Monday, January 4, 2010

Bittersweet Legacies

I received a gift subscription to a magazine last week, "From a Friend." I opened up the enclosed gift card and the friend identified was my sister who unexpectedly passed away in October. She left behind one last Christmas gift...
Derek Loux, Christian artist, father of 10 and minister of the Gospel died tragically this past Christmas Eve. He and his wife lived the Word and had adopted 8 children, along with starting the Josiah Organization: Josiahfund.org. You can hear some of what he left behind here:

Blow My Mind - Paper Religion - 2007 - 5:38
Dance With Me - Paper Religion - 2007 - 4:57
Love You Much - Paper Religion - 2007 - 5:42
Your Only Child - Paper Religion - 2007 - 5:07o

Today the girls and I went over to what we refer to as "The Pod People." More accurately it's Service Masters and the Pod that we rent sits on their property, but somehow they've all become one under our sci-fi title. Basically, of what we saved, they are recommending that we dispose of 85-90%. The smell and stain just won't come out. And basically, I'm o.k. with that. We've been living with, well..more than the basics, but less than normal-kwim? We are still living in an odd, twilight zone gray of in between where we were and not to where we'll be So, today KB and I went over to see just what school curriculum we had left and it looks like nothing but some CD's. We'll copy a couple of books but the rest are soggy and smell and are molding. Sigh.

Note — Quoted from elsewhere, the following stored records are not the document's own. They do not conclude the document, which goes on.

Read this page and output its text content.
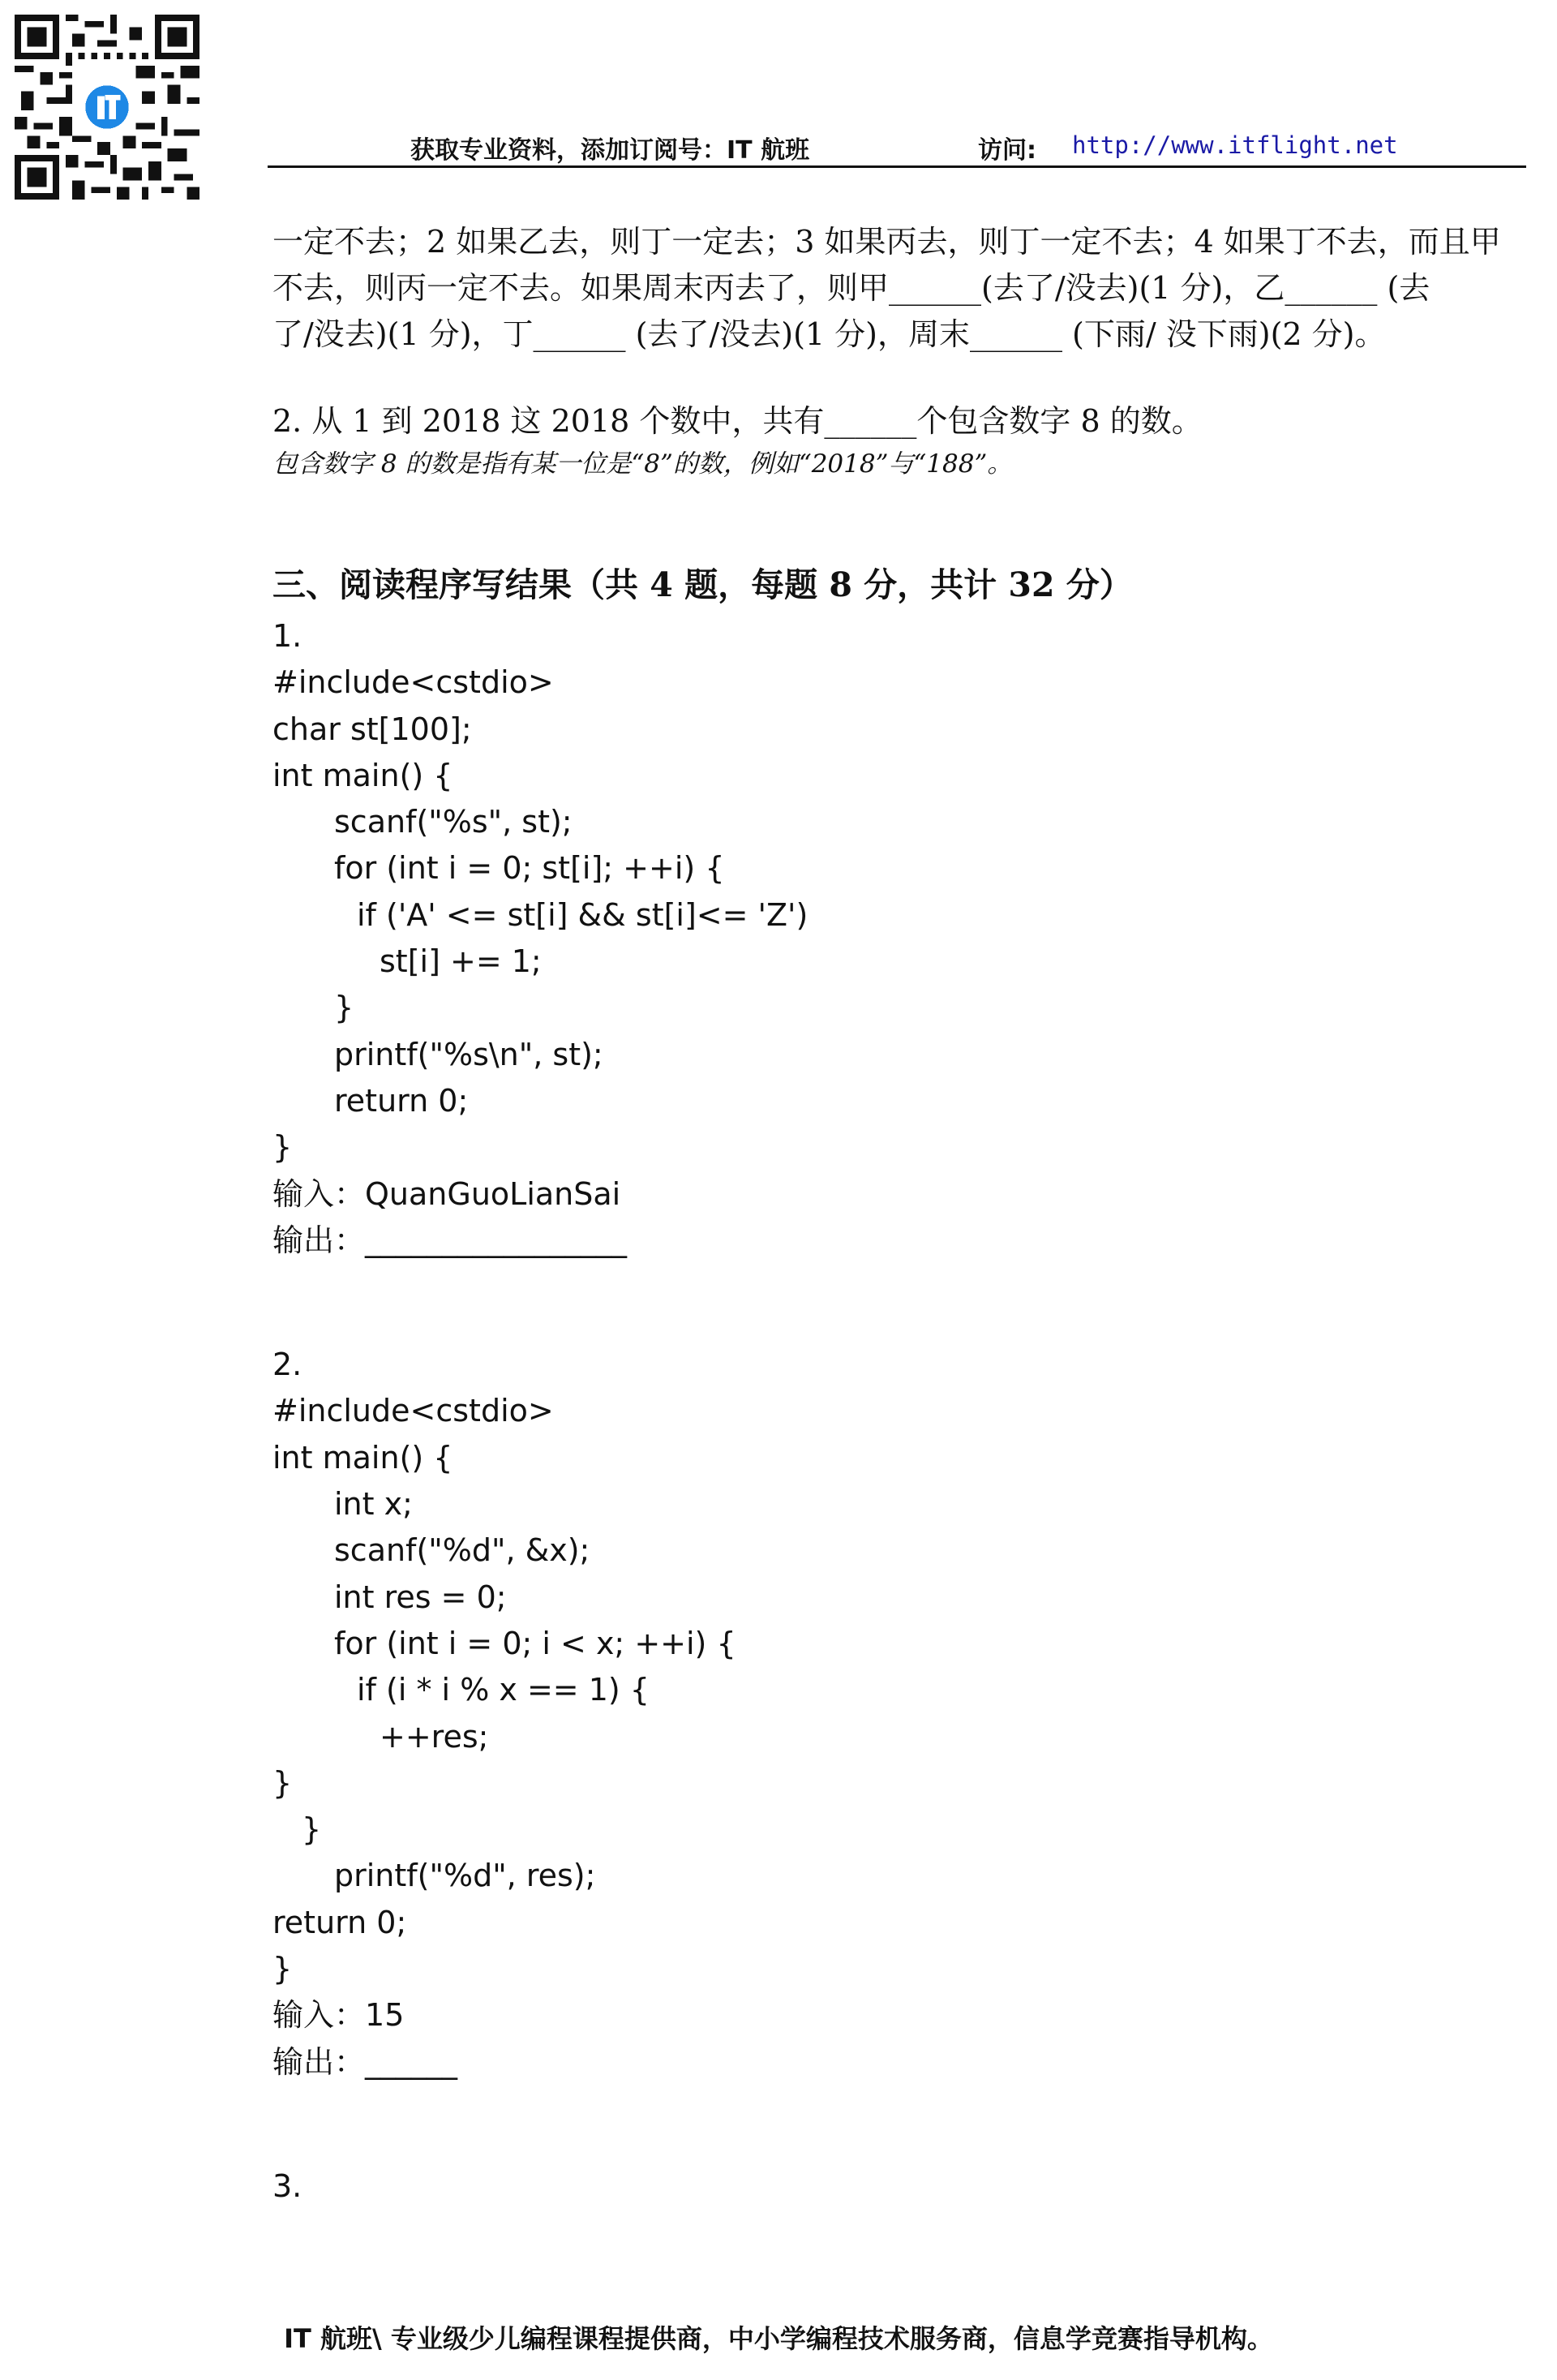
获取专业资料，添加订阅号：IT 航班	访问: http://www.itflight.net
一定不去；2 如果乙去，则丁一定去；3 如果丙去，则丁一定不去；4 如果丁不去，而且甲
不去，则丙一定不去。如果周末丙去了，则甲______(去了/没去)(1 分)，乙______ (去
了/没去)(1 分)，丁______ (去了/没去)(1 分)，周末______ (下雨/ 没下雨)(2 分)。
2. 从 1 到 2018 这 2018 个数中，共有______个包含数字 8 的数。
包含数字 8 的数是指有某一位是“8”的数，例如“2018”与“188”。
三、阅读程序写结果（共 4 题，每题 8 分，共计 32 分）
1.
#include<cstdio>
char st[100];
int main() {
scanf("%s", st);
for (int i = 0; st[i]; ++i) {
if ('A' <= st[i] && st[i]<= 'Z')
st[i] += 1;
}
printf("%s\n", st);
return 0;
}
输入：QuanGuoLianSai
输出：_________________
2.
#include<cstdio>
int main() {
int x;
scanf("%d", &x);
int res = 0;
for (int i = 0; i < x; ++i) {
if (i * i % x == 1) {
++res;
}
}
printf("%d", res);
return 0;
}
输入：15
输出：______
3.
IT 航班\ 专业级少儿编程课程提供商，中小学编程技术服务商，信息学竞赛指导机构。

I started using Sonlight Curriculum back in 91'- the 2nd year they were in existence. Becky Lewis, co-creator of Sonlight was actually in our Sunday School at church in CA before they went back to the Middle East with Frontiers. I've bought into the "building a legacy library" for the past 20 years but it looks like the majority of 1000's of books that we've invested in are not worth saving. Sigh.

So then we went looking for the photo albums. Moldy. Damp. Stained. Our family has been into scrapbooking for the past decade and a half, and like everything else we do, we either don't or we over-do and of the almost 20 albums that my dd's, mil and I have created there was not one worth saving. We tore the pages out, tore the edges off, and spread them out, not even sure what to do with all the ripped and torn pages once they dry.
Sigh.
And then I started crying. Not so much for the stuff, but for the memories. The legacies that we had been creating to pass on. The pictures and memories, the quality toys that we scrimped and saved for, the literature and movies and somehow my Great Aunt's beautiful, pale yellow China. Gone.
I've been dwelling a lot on legacies and God's purpose. Sue and Derek are gone, without warning. They didn't get to chose what they left behind, but we see the beauty of their lives. Beloved spouses, beautiful and gifted children, friends.

And I'm assessing: What have I invested in that's of lasting value? What will survive after I'm gone? Have I stewarded my time and life wisely?
And I'm wondering: What is God doing through all of this? What is He hoping to refine in us in this? What is hoping to birth in us through this?
And I'm questioning: What next, Lord? and Where?